Jan 24, 2008

It's a Wonderful Time to be a Programmer

It's true. We have so much available to us. The market for software is growing, the amount of tools, utilities and libraries available to us is gigantic, and the amount of open-source software out there let's us get a lot of our code for free (without even having to work on it!). Languages like Java prop us up with training wheels and safety nets, things like Subversion and backups mean that if we fuck up, our mistakes can go unnoticed (compare this to other engineering works, where they have less room for mistakes). It is a wonderful time for us.

Or is it?

Modern languages and software development frameworks keep us in the dark from dirty things like pointers or SQL, so that we can code in piece without breaking our minds on complicated things.
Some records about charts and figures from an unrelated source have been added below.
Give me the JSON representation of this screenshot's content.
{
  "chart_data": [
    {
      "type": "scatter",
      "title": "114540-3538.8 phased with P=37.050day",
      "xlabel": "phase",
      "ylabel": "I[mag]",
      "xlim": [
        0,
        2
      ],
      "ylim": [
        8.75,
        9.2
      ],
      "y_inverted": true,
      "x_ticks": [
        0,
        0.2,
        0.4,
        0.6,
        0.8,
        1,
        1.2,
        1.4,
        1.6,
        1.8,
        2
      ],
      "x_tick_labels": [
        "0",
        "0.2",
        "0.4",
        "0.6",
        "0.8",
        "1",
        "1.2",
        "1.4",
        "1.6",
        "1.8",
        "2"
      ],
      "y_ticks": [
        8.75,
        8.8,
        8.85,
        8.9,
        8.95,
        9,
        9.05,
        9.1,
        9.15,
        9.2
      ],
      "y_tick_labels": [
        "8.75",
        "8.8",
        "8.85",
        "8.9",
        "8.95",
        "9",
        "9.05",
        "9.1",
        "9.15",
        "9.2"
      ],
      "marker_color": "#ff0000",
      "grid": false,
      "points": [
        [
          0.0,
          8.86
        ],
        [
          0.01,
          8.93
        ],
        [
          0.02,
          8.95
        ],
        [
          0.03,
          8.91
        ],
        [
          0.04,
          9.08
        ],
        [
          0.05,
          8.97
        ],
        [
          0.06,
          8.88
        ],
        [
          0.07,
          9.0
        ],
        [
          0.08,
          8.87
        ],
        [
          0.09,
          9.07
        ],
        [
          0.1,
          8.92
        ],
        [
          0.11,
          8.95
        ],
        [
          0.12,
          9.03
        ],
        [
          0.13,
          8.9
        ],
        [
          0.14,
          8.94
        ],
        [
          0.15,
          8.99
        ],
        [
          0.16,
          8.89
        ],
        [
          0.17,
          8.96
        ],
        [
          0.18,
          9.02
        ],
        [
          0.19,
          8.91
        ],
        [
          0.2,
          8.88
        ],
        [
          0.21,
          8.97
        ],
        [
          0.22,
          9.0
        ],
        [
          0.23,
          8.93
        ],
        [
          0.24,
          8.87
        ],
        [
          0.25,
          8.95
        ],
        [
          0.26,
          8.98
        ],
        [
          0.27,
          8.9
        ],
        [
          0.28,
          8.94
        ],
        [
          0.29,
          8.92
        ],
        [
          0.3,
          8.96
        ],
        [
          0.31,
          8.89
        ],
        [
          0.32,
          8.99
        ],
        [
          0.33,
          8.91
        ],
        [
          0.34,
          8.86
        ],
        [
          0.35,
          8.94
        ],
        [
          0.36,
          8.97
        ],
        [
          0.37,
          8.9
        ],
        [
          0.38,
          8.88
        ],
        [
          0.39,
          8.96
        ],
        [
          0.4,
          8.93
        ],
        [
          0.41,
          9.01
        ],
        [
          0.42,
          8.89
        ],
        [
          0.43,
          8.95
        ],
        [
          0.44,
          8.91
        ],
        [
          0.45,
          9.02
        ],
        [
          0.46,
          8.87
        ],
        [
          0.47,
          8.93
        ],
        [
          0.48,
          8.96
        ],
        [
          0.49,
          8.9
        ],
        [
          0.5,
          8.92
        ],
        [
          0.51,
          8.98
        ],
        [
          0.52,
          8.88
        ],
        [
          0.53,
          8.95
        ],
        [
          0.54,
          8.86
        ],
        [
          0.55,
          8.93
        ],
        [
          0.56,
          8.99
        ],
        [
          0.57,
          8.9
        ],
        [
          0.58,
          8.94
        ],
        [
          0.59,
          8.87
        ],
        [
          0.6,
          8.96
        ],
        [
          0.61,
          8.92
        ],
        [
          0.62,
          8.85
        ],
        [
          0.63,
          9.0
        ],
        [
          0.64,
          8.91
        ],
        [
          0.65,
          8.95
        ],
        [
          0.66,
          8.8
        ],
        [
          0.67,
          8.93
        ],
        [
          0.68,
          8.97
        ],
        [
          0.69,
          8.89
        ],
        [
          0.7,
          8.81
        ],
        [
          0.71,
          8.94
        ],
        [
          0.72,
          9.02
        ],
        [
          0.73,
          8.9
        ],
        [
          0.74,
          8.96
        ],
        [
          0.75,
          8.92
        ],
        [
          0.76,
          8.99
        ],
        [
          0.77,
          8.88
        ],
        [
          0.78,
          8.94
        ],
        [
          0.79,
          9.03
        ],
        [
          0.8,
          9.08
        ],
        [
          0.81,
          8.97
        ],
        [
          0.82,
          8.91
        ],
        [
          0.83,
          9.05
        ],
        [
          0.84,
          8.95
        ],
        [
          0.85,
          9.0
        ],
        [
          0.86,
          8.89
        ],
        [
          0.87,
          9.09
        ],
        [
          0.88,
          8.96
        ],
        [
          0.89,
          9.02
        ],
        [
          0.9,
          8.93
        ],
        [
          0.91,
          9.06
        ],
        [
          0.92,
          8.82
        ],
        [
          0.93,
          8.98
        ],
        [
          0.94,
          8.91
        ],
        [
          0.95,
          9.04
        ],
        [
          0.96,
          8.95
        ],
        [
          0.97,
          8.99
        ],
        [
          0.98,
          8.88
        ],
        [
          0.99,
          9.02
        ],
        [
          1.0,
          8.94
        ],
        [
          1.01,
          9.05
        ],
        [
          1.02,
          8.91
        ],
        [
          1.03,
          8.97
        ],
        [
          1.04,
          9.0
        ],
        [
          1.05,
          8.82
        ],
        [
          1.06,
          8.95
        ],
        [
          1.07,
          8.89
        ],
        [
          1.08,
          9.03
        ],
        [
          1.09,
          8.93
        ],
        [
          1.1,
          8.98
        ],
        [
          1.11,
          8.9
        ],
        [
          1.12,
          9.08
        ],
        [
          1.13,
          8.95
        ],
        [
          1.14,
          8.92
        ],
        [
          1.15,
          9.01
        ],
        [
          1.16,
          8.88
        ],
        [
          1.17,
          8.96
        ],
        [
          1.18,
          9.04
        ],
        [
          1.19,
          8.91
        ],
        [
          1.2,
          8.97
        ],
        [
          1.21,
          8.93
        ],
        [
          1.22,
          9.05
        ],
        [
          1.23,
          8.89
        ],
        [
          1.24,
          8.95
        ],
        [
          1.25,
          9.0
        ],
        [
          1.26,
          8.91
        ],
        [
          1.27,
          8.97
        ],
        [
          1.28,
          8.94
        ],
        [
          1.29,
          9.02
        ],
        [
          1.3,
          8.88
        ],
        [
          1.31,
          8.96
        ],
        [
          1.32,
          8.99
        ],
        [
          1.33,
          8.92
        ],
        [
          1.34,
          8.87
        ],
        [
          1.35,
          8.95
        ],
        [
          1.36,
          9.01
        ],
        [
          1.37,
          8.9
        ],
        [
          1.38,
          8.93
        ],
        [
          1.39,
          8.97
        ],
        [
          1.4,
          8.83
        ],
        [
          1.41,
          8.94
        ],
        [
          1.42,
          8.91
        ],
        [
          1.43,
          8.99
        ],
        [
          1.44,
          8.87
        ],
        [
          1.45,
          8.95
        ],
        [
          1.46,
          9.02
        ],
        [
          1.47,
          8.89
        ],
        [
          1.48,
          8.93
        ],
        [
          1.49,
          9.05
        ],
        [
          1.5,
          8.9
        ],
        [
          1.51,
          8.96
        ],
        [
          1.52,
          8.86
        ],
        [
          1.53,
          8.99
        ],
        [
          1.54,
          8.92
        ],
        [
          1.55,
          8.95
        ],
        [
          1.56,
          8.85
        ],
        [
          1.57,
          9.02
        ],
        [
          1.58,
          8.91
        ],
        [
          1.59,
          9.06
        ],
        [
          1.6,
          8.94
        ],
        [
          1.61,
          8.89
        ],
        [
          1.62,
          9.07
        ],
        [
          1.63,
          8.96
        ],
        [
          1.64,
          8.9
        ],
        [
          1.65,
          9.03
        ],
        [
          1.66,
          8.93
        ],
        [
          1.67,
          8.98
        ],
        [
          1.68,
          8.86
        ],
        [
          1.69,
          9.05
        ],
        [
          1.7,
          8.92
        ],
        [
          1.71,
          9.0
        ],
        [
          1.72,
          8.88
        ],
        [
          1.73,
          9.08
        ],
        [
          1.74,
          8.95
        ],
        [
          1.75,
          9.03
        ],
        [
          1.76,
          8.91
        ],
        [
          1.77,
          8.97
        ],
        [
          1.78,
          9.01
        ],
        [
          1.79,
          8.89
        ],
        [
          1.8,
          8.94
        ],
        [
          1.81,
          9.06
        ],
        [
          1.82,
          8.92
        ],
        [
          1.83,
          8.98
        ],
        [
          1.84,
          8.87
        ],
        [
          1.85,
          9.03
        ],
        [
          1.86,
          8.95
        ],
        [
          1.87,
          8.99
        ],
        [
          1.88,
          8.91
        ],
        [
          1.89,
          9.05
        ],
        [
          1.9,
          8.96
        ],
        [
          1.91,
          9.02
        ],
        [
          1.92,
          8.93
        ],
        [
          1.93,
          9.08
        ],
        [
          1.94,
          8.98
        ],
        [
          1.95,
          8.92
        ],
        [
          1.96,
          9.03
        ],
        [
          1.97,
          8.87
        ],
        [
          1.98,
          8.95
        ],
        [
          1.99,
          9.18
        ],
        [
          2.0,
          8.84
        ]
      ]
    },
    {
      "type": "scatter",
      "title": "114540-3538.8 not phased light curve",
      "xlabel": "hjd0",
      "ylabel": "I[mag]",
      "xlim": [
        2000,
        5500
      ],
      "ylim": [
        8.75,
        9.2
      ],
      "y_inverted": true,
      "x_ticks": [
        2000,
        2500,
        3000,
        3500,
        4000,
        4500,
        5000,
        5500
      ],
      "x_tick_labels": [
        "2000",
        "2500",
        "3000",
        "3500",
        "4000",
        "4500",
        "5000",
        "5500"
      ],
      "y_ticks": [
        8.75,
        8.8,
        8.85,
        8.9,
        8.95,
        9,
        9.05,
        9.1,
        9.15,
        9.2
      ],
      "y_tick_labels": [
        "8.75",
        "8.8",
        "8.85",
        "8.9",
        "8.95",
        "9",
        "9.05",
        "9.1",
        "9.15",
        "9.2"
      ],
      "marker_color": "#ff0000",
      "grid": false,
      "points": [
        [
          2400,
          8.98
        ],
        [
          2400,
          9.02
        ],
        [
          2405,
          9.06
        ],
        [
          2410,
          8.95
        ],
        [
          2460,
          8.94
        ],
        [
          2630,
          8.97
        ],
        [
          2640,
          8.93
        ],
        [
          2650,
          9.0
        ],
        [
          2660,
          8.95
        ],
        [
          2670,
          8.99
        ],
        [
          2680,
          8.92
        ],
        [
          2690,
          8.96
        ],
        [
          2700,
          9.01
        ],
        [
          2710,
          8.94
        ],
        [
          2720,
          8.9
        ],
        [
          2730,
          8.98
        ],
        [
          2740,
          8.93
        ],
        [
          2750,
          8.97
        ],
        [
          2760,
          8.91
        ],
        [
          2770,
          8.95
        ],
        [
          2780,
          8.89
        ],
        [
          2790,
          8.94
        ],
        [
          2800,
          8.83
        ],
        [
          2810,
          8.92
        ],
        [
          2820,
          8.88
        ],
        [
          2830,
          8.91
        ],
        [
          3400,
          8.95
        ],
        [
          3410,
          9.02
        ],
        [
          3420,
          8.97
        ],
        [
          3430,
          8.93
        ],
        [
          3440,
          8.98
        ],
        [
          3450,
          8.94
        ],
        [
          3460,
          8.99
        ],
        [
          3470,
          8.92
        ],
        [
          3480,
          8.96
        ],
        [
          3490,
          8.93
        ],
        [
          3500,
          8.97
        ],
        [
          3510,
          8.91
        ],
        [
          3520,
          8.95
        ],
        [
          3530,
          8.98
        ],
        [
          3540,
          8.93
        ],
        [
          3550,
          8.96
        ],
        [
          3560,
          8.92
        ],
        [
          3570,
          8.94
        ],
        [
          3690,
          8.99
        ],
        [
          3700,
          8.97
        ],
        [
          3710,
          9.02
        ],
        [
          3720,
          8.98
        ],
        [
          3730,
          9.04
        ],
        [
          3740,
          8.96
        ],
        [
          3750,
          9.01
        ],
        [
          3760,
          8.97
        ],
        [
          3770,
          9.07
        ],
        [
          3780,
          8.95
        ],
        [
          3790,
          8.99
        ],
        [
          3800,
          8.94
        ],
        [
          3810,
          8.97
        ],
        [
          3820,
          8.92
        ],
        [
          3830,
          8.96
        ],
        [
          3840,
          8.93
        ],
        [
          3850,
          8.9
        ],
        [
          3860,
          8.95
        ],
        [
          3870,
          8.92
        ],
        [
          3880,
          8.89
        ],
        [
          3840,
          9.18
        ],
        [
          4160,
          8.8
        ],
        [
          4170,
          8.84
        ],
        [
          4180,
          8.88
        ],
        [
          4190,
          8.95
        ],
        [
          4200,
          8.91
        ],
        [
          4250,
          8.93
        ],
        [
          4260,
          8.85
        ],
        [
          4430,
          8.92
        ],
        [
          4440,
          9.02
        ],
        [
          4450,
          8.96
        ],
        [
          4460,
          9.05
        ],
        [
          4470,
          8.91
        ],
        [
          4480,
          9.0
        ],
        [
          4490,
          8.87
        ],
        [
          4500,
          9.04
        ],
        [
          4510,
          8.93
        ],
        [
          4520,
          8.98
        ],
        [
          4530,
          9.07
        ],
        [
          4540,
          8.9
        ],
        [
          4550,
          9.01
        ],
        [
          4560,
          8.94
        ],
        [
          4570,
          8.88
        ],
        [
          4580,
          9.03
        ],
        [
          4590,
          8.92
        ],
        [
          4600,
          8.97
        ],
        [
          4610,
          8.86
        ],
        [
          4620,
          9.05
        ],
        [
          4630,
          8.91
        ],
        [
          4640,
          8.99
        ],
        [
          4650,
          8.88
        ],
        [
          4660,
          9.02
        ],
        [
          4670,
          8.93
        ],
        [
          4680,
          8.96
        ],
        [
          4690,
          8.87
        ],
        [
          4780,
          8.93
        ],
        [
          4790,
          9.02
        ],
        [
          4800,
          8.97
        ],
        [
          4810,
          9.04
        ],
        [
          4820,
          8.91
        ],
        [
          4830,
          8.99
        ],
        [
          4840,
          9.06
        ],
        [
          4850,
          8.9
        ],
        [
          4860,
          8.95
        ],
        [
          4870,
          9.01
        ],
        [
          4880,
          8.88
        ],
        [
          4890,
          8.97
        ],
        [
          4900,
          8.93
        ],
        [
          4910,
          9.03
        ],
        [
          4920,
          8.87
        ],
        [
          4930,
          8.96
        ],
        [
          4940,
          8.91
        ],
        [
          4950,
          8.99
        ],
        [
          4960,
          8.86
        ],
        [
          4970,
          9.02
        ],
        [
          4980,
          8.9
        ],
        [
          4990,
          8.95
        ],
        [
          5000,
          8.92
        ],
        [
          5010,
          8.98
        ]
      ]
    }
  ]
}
Then we wonder why our programs run so slow under heavy load.

With the breaking of Moore's law and the flat-lining of clock speeds over the last few years, computer engineers have turned to parallel solutions to get an extra kick out of the processors. Unfortunately the modern languages like Java or Python are rife with problems when it comes to parallelism, like race-conditions, deadlocks and livelocks to name a few. Unfortunately, in order for us to switch to a more elegant and safe solution, we need to ditch the style of procedural/object-oriented programming that we have come to have ingrained in our minds.

Here is where the universities come in. The primary educational institutes for those who actually possess the intellectual capacity for this kind of programming. Unfortunately these institutions are governed more by the laws of economics than by computer science, so they try to pump out as many graduates as possible in order to cover the bills. Math is no fun, reduce math requirements. Pointers are no fun, make it optional. Scheme/Haskell are just weird and make many undergraduates cry, so ignore those too. We now have descended to the level of technical colleges (in the USA they are called vocational schools or community colleges I think) where we no longer require smarts to finish a degree, just some cash and some perseverance.

Fortunately for us, most jobs don't require smarts, or education. Your job is to sit there and do what the bosses tell you to do, while they go out, eat steaks and do coke off a stripper's back (as Zed Shaw so eloquently put it at CUSEC 2008). Your job as a computer/software programmer/developer/analyst will generally involve you putting together JavaBeans or gluing together libraries in order to develop an application in a process first put into practice by Henry Ford called the assembly line.

1 comment:

Rob Britton said...

The problem I have with time-tracking and programming is that number of minutes worked doesn't really mean a whole lot, since the amount that a person can get done in a fixed amount of time varies a lot depending on their talent, time of day, how much coffee they've had, etc. etc. etc. I'd say a better measure is how much work they actually get done, although I can see how that'd be harder to quantify.